WASHINGTON >> President Barack Obama is about to embark on a nine-day trip to Hawaii, Australia and Indonesia that will take him away from Washington at an important time, but White House officials said Wednesday it’s all about U.S. jobs.
The trip also will underscore the economic, political and security importance of the fast-growing Asia-Pacific region, which the U.S. sees as critical to American interests in coming years.
“The president’s No. 1 priority is job creation, and our efforts to create American jobs are tied very directly to our engagement in the Asia-Pacific,” said Ben Rhodes, a White House deputy national security adviser.
“Increasingly the center of gravity in the 21st century is going to make the Asia-Pacific critical to all of our interests,” Rhodes said.

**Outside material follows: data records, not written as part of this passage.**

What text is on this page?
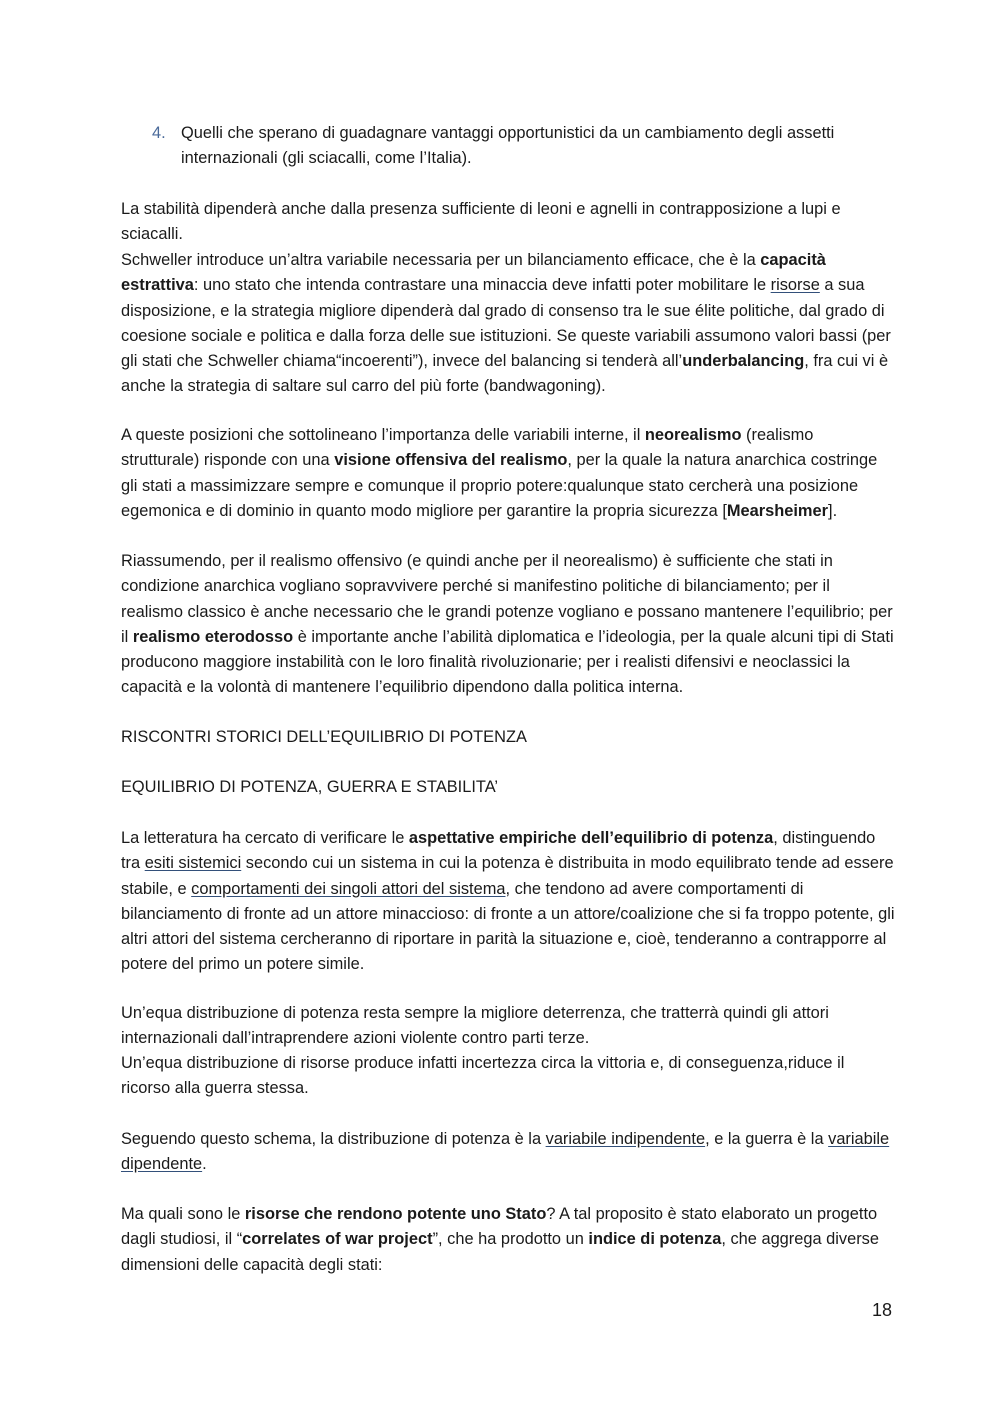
4. Quelli che sperano di guadagnare vantaggi opportunistici da un cambiamento degli assetti internazionali (gli sciacalli, come l’Italia).

La stabilità dipenderà anche dalla presenza sufficiente di leoni e agnelli in contrapposizione a lupi e sciacalli.

Schweller introduce un’altra variabile necessaria per un bilanciamento efficace, che è la capacità estrattiva: uno stato che intenda contrastare una minaccia deve infatti poter mobilitare le risorse a sua disposizione, e la strategia migliore dipenderà dal grado di consenso tra le sue élite politiche, dal grado di coesione sociale e politica e dalla forza delle sue istituzioni. Se queste variabili assumono valori bassi (per gli stati che Schweller chiama“incoerenti”), invece del balancing si tenderà all’underbalancing, fra cui vi è anche la strategia di saltare sul carro del più forte (bandwagoning).

A queste posizioni che sottolineano l’importanza delle variabili interne, il neorealismo (realismo strutturale) risponde con una visione offensiva del realismo, per la quale la natura anarchica costringe gli stati a massimizzare sempre e comunque il proprio potere:qualunque stato cercherà una posizione egemonica e di dominio in quanto modo migliore per garantire la propria sicurezza [Mearsheimer].

Riassumendo, per il realismo offensivo (e quindi anche per il neorealismo) è sufficiente che stati in condizione anarchica vogliano sopravvivere perché si manifestino politiche di bilanciamento; per il realismo classico è anche necessario che le grandi potenze vogliano e possano mantenere l’equilibrio; per il realismo eterodosso è importante anche l’abilità diplomatica e l’ideologia, per la quale alcuni tipi di Stati producono maggiore instabilità con le loro finalità rivoluzionarie; per i realisti difensivi e neoclassici la capacità e la volontà di mantenere l’equilibrio dipendono dalla politica interna.

RISCONTRI STORICI DELL’EQUILIBRIO DI POTENZA

EQUILIBRIO DI POTENZA, GUERRA E STABILITA’

La letteratura ha cercato di verificare le aspettative empiriche dell’equilibrio di potenza, distinguendo tra esiti sistemici secondo cui un sistema in cui la potenza è distribuita in modo equilibrato tende ad essere stabile, e comportamenti dei singoli attori del sistema, che tendono ad avere comportamenti di bilanciamento di fronte ad un attore minaccioso: di fronte a un attore/coalizione che si fa troppo potente, gli altri attori del sistema cercheranno di riportare in parità la situazione e, cioè, tenderanno a contrapporre al potere del primo un potere simile.

Un’equa distribuzione di potenza resta sempre la migliore deterrenza, che tratterrà quindi gli attori internazionali dall’intraprendere azioni violente contro parti terze.

Un’equa distribuzione di risorse produce infatti incertezza circa la vittoria e, di conseguenza,riduce il ricorso alla guerra stessa.

Seguendo questo schema, la distribuzione di potenza è la variabile indipendente, e la guerra è la variabile dipendente.

Ma quali sono le risorse che rendono potente uno Stato? A tal proposito è stato elaborato un progetto dagli studiosi, il “correlates of war project”, che ha prodotto un indice di potenza, che aggrega diverse dimensioni delle capacità degli stati:

18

Obama leaves Friday for Hawaii, where the U.S. will host the Asia-Pacific Economic Cooperation summit, bringing together 21 member nations which together comprise 40 percent of the world’s population.

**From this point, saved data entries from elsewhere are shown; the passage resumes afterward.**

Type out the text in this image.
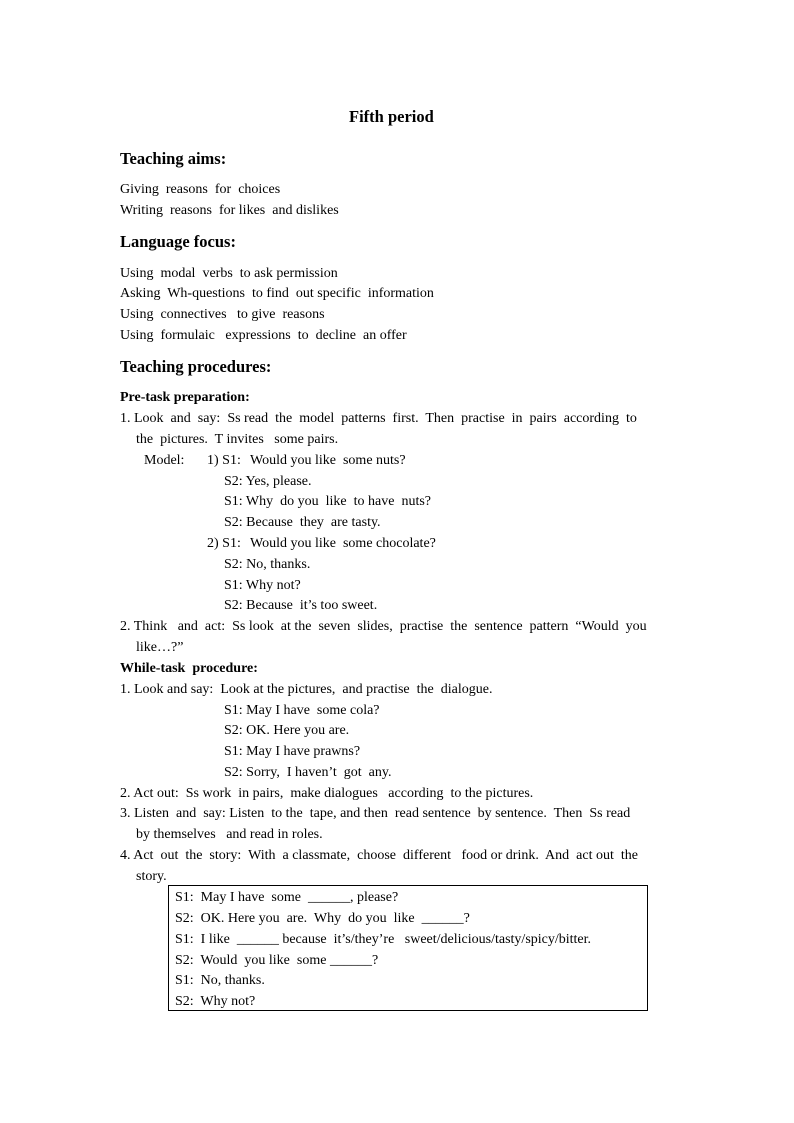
Fifth period
Teaching aims:
Giving  reasons  for  choices
Writing  reasons  for likes  and dislikes
Language focus:
Using  modal  verbs  to ask permission
Asking  Wh-questions  to find  out specific  information
Using  connectives   to give  reasons
Using  formulaic   expressions  to  decline  an offer
Teaching procedures:
Pre-task preparation:
1. Look  and  say:  Ss read  the  model  patterns  first.  Then  practise  in  pairs  according  to
the  pictures.  T invites   some pairs.
Model: 1) S1: Would you like  some nuts?
S2: Yes, please.
S1: Why  do you  like  to have  nuts?
S2: Because  they  are tasty.
2) S1: Would you like  some chocolate?
S2: No, thanks.
S1: Why not?
S2: Because  it’s too sweet.
2. Think   and  act:  Ss look  at the  seven  slides,  practise  the  sentence  pattern  “Would  you
like…?”
While-task  procedure:
1. Look and say:  Look at the pictures,  and practise  the  dialogue.
S1: May I have  some cola?
S2: OK. Here you are.
S1: May I have prawns?
S2: Sorry,  I haven’t  got  any.
2. Act out:  Ss work  in pairs,  make dialogues   according  to the pictures.
3. Listen  and  say: Listen  to the  tape, and then  read sentence  by sentence.  Then  Ss read
by themselves   and read in roles.
4. Act  out  the  story:  With  a classmate,  choose  different   food or drink.  And  act out  the
story.
S1:  May I have  some  ______, please?
S2:  OK. Here you  are.  Why  do you  like  ______?
S1:  I like  ______ because  it’s/they’re   sweet/delicious/tasty/spicy/bitter.
S2:  Would  you like  some ______?
S1:  No, thanks.
S2:  Why not?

From there, he makes a long-delayed visit to Australia, after canceling Australia trips twice last year, once so he could stay in Washington to lobby for his health care overhaul and a second time because of the oil spill in the Gulf of Mexico.
The president ends his trip in Indonesia, where he spent several years as a boy, to attend the East Asia Summit with a focus on political and security challenges.
Obama returns to Washington Nov. 19, just before a congressional supercommittee faces a pre-Thanksgiving deadline to recommend more than $1 trillion in deficit cuts. The trip also comes as the 2012 presidential campaign heats up amid continued economic doldrums in the U.S. and pressure on Obama to take action.
That makes it a tough time for Obama to be tending to foreign rather than domestic affairs. But White House officials said that U.S. voters want to see the president show leadership in an important region of the world and that increased trade with burgeoning Asia will pay economic dividends back home as Obama seeks to make good on plans to double U.S. exports.
“The American people want to know that the United States is going to play the historic role that it’s always played in terms of being the anchor of stability in this part of the world and being able to project our influence on behalf of American interests,” Rhodes said.
Priorities for the trip include working on a new trade agreement with Asian nations following long-sought congressional approval of a Korea free trade pact. There is likely to be discussion of China and its rising military might, which other Asian nations look to the U.S. to counter.
In Australia, the president visits the capital, Canberra, as well as Darwin, site of an Australian military base, where discussion is expected to focus on an emerging defense agreement that would let the U.S. to expand its military presence in Australia.
Kim Beazley, Australia’s ambassador to the U.S., said in an interview Wednesday, “The fact that he’s turning up is in itself enormously important” after canceling two previous trips.
“The main point of the visit is a sort of reinforcement of our relationship. The relationship is changing,” Beazley said. “It’s basically being changed, not so much by how Americans and Australians see each other but by geopolitics. Australia’s geographic location is becoming increasingly important to the U.S.”